HYDE CHESHIRE

Harry Rutherford's
Festival of Britain Mural




Friday, 23 November 2012

Edward Hibbert

edwardhibbert001 Courtesy of Hyde Cotton Mills by Ian Haynes

1 comment:

Anonymous said...

As a child growing up in the very early 70's on Brook St, I used to play on the mounds of rubble that once was Boston Mill.


I remember the brick columns which held the gates to that side of the mill, also the couple of occasions when gypsy caravans turned up on part of the ground that had been cleared.

One part of the derelict site that sticks in my mind was a scary, damp, large brick-lined pit, which had clay pipework leading into it, and moss and algae on the walls. It was maybe 10ft square, and about 8ft deep, it could have been smaller as we were only nippers.

Looking back I think it was a pit where a large water driven cotton loom or another piece of water using machinery sat in place.
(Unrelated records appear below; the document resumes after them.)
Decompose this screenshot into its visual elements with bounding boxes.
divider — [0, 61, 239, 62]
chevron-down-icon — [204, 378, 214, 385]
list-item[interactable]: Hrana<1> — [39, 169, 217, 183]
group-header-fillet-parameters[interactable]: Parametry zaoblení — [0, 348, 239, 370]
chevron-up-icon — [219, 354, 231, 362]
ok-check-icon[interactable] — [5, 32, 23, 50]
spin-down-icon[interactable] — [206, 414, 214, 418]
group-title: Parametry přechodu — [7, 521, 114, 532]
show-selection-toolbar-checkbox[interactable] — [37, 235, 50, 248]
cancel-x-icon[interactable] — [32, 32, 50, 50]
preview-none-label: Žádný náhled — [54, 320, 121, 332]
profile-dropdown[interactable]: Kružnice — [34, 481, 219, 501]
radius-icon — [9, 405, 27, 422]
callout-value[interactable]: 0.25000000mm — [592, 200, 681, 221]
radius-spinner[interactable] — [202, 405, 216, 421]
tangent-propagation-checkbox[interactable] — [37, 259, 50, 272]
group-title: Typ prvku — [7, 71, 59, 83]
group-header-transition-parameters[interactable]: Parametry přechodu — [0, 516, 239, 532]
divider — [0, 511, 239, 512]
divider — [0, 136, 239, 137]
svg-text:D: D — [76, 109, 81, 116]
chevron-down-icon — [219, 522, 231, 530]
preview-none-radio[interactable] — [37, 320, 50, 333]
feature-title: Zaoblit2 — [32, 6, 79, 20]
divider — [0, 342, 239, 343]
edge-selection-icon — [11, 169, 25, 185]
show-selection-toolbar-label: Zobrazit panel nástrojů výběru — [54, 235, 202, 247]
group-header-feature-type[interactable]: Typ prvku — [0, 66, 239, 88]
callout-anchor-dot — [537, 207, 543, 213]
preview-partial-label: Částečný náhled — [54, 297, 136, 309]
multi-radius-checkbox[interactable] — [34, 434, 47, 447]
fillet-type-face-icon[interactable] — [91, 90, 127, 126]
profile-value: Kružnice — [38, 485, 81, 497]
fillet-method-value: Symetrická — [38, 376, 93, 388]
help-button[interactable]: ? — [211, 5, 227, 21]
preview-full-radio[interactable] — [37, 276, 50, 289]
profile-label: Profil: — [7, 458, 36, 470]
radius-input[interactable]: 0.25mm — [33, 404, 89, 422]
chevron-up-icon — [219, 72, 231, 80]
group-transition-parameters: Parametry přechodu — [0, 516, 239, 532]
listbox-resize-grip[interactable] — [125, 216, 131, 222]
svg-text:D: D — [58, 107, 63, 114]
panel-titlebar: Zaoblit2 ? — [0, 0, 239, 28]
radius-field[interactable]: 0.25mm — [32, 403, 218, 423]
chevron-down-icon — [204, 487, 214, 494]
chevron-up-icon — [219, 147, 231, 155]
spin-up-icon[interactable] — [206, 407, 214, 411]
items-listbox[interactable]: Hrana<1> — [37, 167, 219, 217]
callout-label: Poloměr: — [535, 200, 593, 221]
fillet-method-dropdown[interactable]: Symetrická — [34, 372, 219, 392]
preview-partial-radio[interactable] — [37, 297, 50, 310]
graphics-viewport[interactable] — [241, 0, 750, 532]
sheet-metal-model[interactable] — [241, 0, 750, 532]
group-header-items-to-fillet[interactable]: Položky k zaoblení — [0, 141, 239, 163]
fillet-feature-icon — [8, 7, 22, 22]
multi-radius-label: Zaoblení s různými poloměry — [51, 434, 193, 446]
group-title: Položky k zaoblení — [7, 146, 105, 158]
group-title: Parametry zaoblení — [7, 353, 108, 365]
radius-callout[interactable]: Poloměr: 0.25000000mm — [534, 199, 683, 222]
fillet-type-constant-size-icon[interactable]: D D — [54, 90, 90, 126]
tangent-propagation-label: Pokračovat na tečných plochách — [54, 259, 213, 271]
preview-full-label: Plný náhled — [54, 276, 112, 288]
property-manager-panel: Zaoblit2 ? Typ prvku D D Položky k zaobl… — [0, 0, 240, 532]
Several years later as the motorway passed through Hyde, and across the bottom of Brook St, this site, including the scary pit, was covered over by the rising embankment of the motorway trench.

Then in the early 80's, as I passed this embankment, walking up the path that leads from Morrisons to the bottom of High St, I noticed a sunken hole maybe about 10ft in circumference and 5ft deep, had appeared on the side of the embankment, directly over the spot where this pit had been buried about 20ft down.
We'd had some extremely heavy rain over the previous days and I think this caused the ground to give way and the echo of the pit to be revealed.

Just to add, the sunken whole is still there, but it has bushes growing out of it and is behind the blue boarding that line the area today waiting for redevelopment.